Jumlahnya yang relatif minim menjadikan kontribusinya Enggak sebesar negara pembanding. Adapun perusahaan besar dengan tenaga kerja >250 orang Dekat 10 ribu unit. MGI merekomendasikan 1.400-an perusahaan sangat besar dan 40.000-an perusahaan besar di Indonesia hingga 2045 agar mencapai TFP yang dibutuhkan Buat keluar dari MIT.

 

REKOMENDASI

Melambatnya perekonomian Demi ini Enggak hanya dialami Indonesia, tapi juga seluruh dunia pada Dasa warsa ini. Meskipun jauh lebih tinggi daripada pandemi covid-19, tetap lebih rendah Apabila dibandingkan dengan dua Dasa warsa sebelumnya. Kondisi yang sulit kembali dengan dinamika geopolitik dunia seperti sekarang. Kondisi makro yang menjustifikasi makin banyaknya PHK dan pengangguran di Indonesia.

Risiko MIT akan meningkat bilamana TFP Indonesia Enggak meningkat. Analisis di atas menunjukkan bahwa menumbuhkembangkan perusahaan berukuran menengah dan besar tiga kali lipat dari kondisi Demi ini sekaligus 1.000 perusahaan sangat besar dalam 20 tahun ke depan akan meningkatkan TFP Indonesia.

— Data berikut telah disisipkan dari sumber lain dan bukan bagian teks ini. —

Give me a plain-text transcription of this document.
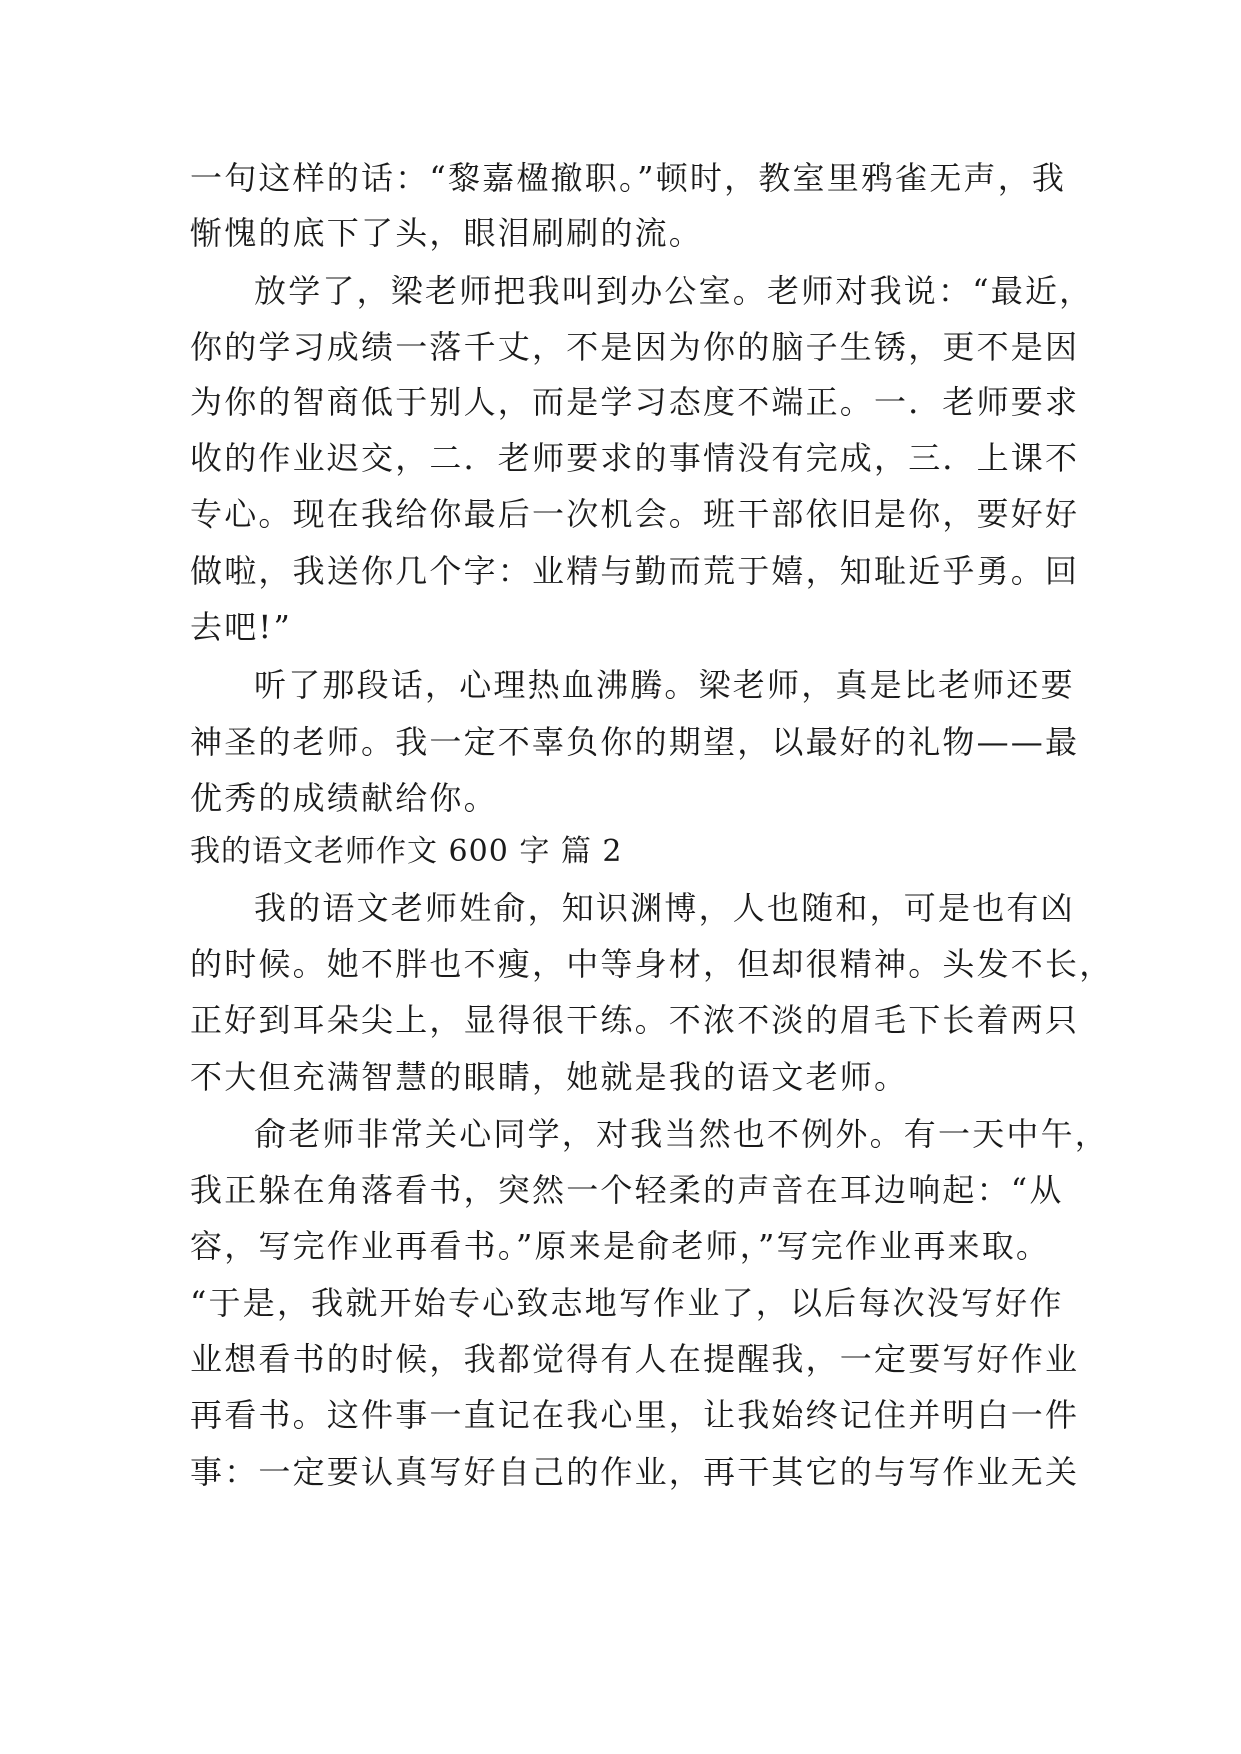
一句这样的话：“黎嘉楹撤职。”顿时，教室里鸦雀无声，我
惭愧的底下了头，眼泪刷刷的流。
放学了，梁老师把我叫到办公室。老师对我说：“最近，
你的学习成绩一落千丈，不是因为你的脑子生锈，更不是因
为你的智商低于别人，而是学习态度不端正。一．老师要求
收的作业迟交，二．老师要求的事情没有完成，三．上课不
专心。现在我给你最后一次机会。班干部依旧是你，要好好
做啦，我送你几个字：业精与勤而荒于嬉，知耻近乎勇。回
去吧!”
听了那段话，心理热血沸腾。梁老师，真是比老师还要
神圣的老师。我一定不辜负你的期望，以最好的礼物——最
优秀的成绩献给你。
我的语文老师作文 600 字 篇 2
我的语文老师姓俞，知识渊博，人也随和，可是也有凶
的时候。她不胖也不瘦，中等身材，但却很精神。头发不长，
正好到耳朵尖上，显得很干练。不浓不淡的眉毛下长着两只
不大但充满智慧的眼睛，她就是我的语文老师。
俞老师非常关心同学，对我当然也不例外。有一天中午，
我正躲在角落看书，突然一个轻柔的声音在耳边响起：“从
容，写完作业再看书。”原来是俞老师，”写完作业再来取。
“于是，我就开始专心致志地写作业了，以后每次没写好作
业想看书的时候，我都觉得有人在提醒我，一定要写好作业
再看书。这件事一直记在我心里，让我始终记住并明白一件
事：一定要认真写好自己的作业，再干其它的与写作业无关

MGI merekomendasikan pendekatan yang komprehensif perlu dilakukan oleh pemerintah Indonesia dengan menitikberatkan pada lima modal dasar: keuangan, Mahluk, institusional, infrastruktur, dan kewirausahaan. Sebagai ilustrasi, densitas perusahaan baru dari seribu penduduk Indonesia hanya 0,3 dan perlu ditingkatkan menjadi 20 kali lipat. Enggak hanya menjadi pemain lokal, tapu juga berpartisipasi dalam rantai pasok Dunia seperti pebisnis Tiongkok atau Vietnam; menjadikan pebisnis Indonesia meningkat produktivitasnya. Secara agregat, TFP Indonesia akan meningkat dan Pandai keluar dari middle income trap.